The intense characterization of Yasuko, Misato, and several other characters goes beyond what's usual in detective fiction. The characters all live in Tokyo where the action takes place. Besides the two already mentioned they are:
  • Yasuko’s ex-husband (not her daughter’s father), whom she and her daughter murder right at the beginning of the book. 
  • Ishigami, her neighbor, who comes to her assistance in attempting to cover up the crime. Ishigami taught math in high school while doing deep research in mathematics at night. He was a loner until he secretly fell in love with Yasuko.
  • Kusanagi, the detective assigned to the case. 
  • The university professor/physicist Yukawa, an associate of the detective. Yukawa is known as "Inspector Galileo" for his keen ability to solve mysteries. “Inspector Galileo” and Ishigami had been students together some time in the past, and each respected the other’s abilities in math and physics. Eventually the novel boils down to a duel of wits between them as the clever way Ishigami had provided Yasuko with an alibi finally is revealed. 
As always, I was interested in the way that food is used to create the atmosphere, delineate the characters, and advance the plot in a mystery novel. First, there's the bento shop where Yasuko works. Ishigami has made a habit of buying his lunch there: specifically whenever he knew she was there, usually asking for “the special” which is not further described. He used it as a way to have frequent though brief contact with her.

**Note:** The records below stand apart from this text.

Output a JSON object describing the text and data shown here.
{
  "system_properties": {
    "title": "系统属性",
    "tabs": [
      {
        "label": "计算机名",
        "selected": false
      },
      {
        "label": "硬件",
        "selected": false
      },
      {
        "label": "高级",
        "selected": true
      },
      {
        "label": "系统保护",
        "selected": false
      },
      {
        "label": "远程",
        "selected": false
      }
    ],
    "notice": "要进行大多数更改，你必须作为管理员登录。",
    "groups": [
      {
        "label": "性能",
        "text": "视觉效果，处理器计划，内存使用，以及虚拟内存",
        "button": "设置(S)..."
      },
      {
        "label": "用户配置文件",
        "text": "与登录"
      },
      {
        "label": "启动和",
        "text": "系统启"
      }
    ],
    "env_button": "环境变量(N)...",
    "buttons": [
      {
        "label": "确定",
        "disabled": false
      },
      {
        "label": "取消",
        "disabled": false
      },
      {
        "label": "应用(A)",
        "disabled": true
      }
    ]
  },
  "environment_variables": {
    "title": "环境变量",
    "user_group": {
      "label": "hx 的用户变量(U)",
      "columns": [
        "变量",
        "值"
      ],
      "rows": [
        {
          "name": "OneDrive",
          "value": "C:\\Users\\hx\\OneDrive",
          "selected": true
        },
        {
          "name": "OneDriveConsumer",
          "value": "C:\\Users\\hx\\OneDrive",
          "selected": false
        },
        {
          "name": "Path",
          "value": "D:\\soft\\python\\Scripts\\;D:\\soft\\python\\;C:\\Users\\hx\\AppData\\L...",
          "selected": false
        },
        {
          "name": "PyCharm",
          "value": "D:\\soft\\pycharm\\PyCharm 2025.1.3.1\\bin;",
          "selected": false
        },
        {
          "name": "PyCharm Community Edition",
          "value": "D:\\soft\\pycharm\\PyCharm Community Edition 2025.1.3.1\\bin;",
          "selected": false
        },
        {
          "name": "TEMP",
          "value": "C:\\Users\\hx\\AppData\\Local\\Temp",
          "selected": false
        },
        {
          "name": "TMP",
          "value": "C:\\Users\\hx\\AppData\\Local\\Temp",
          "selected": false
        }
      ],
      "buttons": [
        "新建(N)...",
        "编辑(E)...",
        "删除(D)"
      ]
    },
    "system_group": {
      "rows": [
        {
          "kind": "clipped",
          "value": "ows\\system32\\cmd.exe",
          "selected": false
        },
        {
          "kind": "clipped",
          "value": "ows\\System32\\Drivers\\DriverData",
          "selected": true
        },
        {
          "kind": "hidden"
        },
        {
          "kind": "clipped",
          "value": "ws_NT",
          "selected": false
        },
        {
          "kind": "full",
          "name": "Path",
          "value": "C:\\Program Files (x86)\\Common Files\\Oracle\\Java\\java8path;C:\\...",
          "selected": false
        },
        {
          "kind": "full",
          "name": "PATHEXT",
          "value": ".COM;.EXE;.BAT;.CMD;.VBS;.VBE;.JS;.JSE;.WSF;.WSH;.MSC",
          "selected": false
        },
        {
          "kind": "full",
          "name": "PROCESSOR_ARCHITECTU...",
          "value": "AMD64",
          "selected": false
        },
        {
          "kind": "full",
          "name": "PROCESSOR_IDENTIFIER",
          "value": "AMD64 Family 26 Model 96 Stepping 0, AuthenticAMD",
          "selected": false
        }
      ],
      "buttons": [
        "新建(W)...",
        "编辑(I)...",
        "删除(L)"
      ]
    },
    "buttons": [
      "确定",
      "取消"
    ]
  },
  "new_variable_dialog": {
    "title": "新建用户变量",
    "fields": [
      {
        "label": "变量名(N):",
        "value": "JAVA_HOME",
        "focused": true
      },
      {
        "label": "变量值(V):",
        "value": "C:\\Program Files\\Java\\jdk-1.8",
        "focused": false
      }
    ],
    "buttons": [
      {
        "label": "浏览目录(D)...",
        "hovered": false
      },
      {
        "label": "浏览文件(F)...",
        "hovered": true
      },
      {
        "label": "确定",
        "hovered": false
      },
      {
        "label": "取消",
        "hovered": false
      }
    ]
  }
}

After the murder, helping her to cover up provides him with a whole new way to interact with her and (he hopes) to win her affection.

Yasuko works at the counter of the shop and also helps in the kitchen; this work becomes an important background to her efforts to avoid having the police verify their suspicions of her. As she becomes more and more nervous, her behavior at the shop helps convey suspense to the reader: “Yasuko passed a fried chicken meal across the counter to the last customer in line and glanced up at the clock. Only a few minutes until six.” (p. 265).

We learn more about her when she eats in restaurants with Kudo, a man who was once her customer when she was a bar girl, and who reappears in her life during the investigation. “They had eaten the last of the shrimp, and the wine bottle was empty. Yasuko drank the last sip of wine from her glass and breathed a sigh of contentment. She couldn’t remember the last time she had been out for real Italian food.” (p. 127).

Her daughter, in contrast, is uncomfortable in such places; when her former client asks to include Misato at their next meeting  Yasuko says: “I don’t know. I think she prefers watching TV and eating pizza to a place like this. She’s not fond of formal dining — or anything else where you have to act proper.” (p. 129)

Later she thinks: “You can drag a teenager to a good restaurant, but you can’t make her enjoy it.” With her admirer, she and her daughter “had come to a Chinese place in Ginza for dinner. Kudo had insisted that Yasuko bring her daughter, and so she had dragged Misato along, despite the girl’s protests. In the end, Yasuko had convinced her to come by telling her that it would seem unnatural for them to avoid going out — that it might make the police suspicious.” (pp. 226-227).

Yasuko and Misato themselves do not know what their neighbor did to protect them and create an alibi for them. Thus, the primary mystery throughout the book is WHAT DID ISHIGAMI DO TO CONCEAL THE MURDER? We know the result of his work as detail after detail is discovered by the police and analyzed by "Galileo," but only at the end do we learn what really happened (no spoilers here, though).

I plan to read more in the Inspector Galileo series!

1 comment:

Bellezza said...

I have wanted to read this for so long! I loved his other book, the title of which escapes me now!, but Japanese thrillers are so interesting, and Higashino does not let me down. So glad you are joining the Japanese Literature Challenge 10! It's good to have your input.